I have been running an old dangerous Stihl 041AV (untill now) I nearly took my leg off after a vicious kickback on a steep mountain slope. I Wanted something that would ba as durable as Tiny (041AV). I looked at Huskys, and noted that they are plastic shells, like the consumer Stihls.My questions for you devout Husky guys, have you ever broken or destroyed a husky due to a tumble down a hill (the saw, not you!).I purcahced a Stihl 036 Pro due to proportionate size, weight, and performance of the saw compared to my 041.


----------



## StIhL MaGnUm (Oct 4, 2002)

Almost all of the people I know have never broken a Husky case by dropping it etc..but a few have been broken by a skidder from time too time,all the stihls are plastic as well I don't know how you got a metal one my 044 MAg is plastic and my 064AV also...

Later Rob..


----------



## xander9727 (Oct 5, 2002)

088 for big hardwoods. Did the muffler and liked the power increase, but......I'm used to it now so I'll be boxing it up and sending it to KD. Been cutting quite a few large oaks lately 40"dbh and an 088 makes quick work of them. I don't have anything against Husky saws I just don't own one. Might try a 335 cali out. Talked to Ken and he said he told me the 088's have been making more power than the 3120. Alot of it comes down to the chevy/ford arguement. Use what works best for you.


----------



## rbtree (Oct 5, 2002)

Dennis,

Walker's dyno specs, while they may not be accurate, show a 48% hp gain for the 346. I'm sure mine, which you did, is better. 48% on top of the factory specs of 3.4 hp =5.0 hp. That seems about right, as mine was a tad behind a 5.4 hp Stihl 038 Magnum ll. But it might have kept up if the chains had been the same. 

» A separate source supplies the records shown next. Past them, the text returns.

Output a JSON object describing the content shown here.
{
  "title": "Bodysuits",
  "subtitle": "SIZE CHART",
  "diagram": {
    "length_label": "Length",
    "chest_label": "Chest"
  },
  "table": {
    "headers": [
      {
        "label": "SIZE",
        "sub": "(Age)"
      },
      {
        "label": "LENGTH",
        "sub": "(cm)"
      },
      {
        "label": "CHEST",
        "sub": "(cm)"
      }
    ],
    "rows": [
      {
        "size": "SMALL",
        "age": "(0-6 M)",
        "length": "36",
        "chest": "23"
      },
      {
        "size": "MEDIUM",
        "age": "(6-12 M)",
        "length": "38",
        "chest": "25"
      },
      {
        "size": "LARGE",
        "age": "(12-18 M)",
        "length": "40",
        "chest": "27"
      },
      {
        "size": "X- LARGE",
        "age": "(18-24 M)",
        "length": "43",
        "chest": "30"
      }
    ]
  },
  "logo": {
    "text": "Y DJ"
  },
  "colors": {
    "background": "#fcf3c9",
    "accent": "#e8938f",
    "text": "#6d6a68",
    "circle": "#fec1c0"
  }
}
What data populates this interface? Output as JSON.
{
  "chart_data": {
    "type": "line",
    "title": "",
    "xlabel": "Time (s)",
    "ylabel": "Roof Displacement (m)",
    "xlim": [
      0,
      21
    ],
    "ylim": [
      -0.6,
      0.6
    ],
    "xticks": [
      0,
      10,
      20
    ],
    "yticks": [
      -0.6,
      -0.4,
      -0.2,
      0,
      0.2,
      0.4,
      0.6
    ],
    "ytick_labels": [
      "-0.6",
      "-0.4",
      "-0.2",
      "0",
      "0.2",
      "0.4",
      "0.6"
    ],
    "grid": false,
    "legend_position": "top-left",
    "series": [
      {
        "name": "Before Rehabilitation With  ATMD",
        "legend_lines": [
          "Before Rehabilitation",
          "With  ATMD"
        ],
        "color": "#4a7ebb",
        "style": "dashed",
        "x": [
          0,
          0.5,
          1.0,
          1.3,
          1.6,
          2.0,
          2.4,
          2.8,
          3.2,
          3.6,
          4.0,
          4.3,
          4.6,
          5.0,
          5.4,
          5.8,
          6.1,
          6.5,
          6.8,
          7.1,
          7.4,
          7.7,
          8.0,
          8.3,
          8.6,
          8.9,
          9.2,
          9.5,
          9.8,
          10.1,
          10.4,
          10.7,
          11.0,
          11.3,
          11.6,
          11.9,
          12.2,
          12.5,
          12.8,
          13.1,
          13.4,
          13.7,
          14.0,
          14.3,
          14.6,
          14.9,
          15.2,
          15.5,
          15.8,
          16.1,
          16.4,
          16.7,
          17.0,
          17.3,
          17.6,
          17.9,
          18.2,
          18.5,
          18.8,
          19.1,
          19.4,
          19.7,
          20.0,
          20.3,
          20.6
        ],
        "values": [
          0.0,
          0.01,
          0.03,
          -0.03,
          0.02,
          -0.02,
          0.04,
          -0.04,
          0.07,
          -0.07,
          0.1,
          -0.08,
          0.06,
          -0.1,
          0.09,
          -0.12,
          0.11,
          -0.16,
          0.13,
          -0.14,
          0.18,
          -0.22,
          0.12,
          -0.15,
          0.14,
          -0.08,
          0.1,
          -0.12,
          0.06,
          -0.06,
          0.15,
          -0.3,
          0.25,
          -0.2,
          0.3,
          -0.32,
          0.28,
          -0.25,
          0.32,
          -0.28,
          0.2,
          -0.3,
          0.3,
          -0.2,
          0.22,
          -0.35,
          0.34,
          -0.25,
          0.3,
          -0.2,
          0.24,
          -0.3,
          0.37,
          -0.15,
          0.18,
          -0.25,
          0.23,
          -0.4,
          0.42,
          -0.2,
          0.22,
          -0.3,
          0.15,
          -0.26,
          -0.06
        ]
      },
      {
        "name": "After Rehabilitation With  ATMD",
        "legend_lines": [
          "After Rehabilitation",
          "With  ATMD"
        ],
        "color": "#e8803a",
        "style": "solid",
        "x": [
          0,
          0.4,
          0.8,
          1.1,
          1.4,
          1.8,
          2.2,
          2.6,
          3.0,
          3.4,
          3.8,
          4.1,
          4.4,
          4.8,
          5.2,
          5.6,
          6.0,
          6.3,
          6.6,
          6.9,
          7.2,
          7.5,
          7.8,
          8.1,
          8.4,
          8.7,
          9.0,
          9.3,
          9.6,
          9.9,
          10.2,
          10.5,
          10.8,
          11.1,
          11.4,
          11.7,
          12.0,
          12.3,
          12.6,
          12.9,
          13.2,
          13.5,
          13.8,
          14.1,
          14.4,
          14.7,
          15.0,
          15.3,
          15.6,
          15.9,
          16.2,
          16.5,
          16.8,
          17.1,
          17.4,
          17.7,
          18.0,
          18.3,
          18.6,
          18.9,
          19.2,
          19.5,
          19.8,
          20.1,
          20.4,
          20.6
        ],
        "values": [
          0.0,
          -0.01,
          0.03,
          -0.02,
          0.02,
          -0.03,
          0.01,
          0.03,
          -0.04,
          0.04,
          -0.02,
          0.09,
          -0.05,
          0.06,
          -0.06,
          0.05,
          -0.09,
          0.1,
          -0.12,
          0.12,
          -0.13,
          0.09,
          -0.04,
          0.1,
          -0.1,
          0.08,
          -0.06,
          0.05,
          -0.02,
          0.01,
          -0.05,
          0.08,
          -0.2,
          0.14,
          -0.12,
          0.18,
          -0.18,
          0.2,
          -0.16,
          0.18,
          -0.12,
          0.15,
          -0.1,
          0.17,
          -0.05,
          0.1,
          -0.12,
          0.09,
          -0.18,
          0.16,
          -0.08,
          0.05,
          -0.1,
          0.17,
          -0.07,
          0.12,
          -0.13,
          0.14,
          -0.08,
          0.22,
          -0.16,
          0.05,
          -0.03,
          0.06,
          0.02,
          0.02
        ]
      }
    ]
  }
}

Simply put,it is an amazing machine.


----------



## Ryan Willock (Oct 5, 2002)

i used my 346 quite a bit today and the more i use it the more i like it


----------



## StIhL MaGnUm (Oct 6, 2002)

Ryan,

So now how does a 372XP look   

Later Rob.....


----------



## Ryan Willock (Oct 6, 2002)

haven't gotten one yet but all in good time.....


----------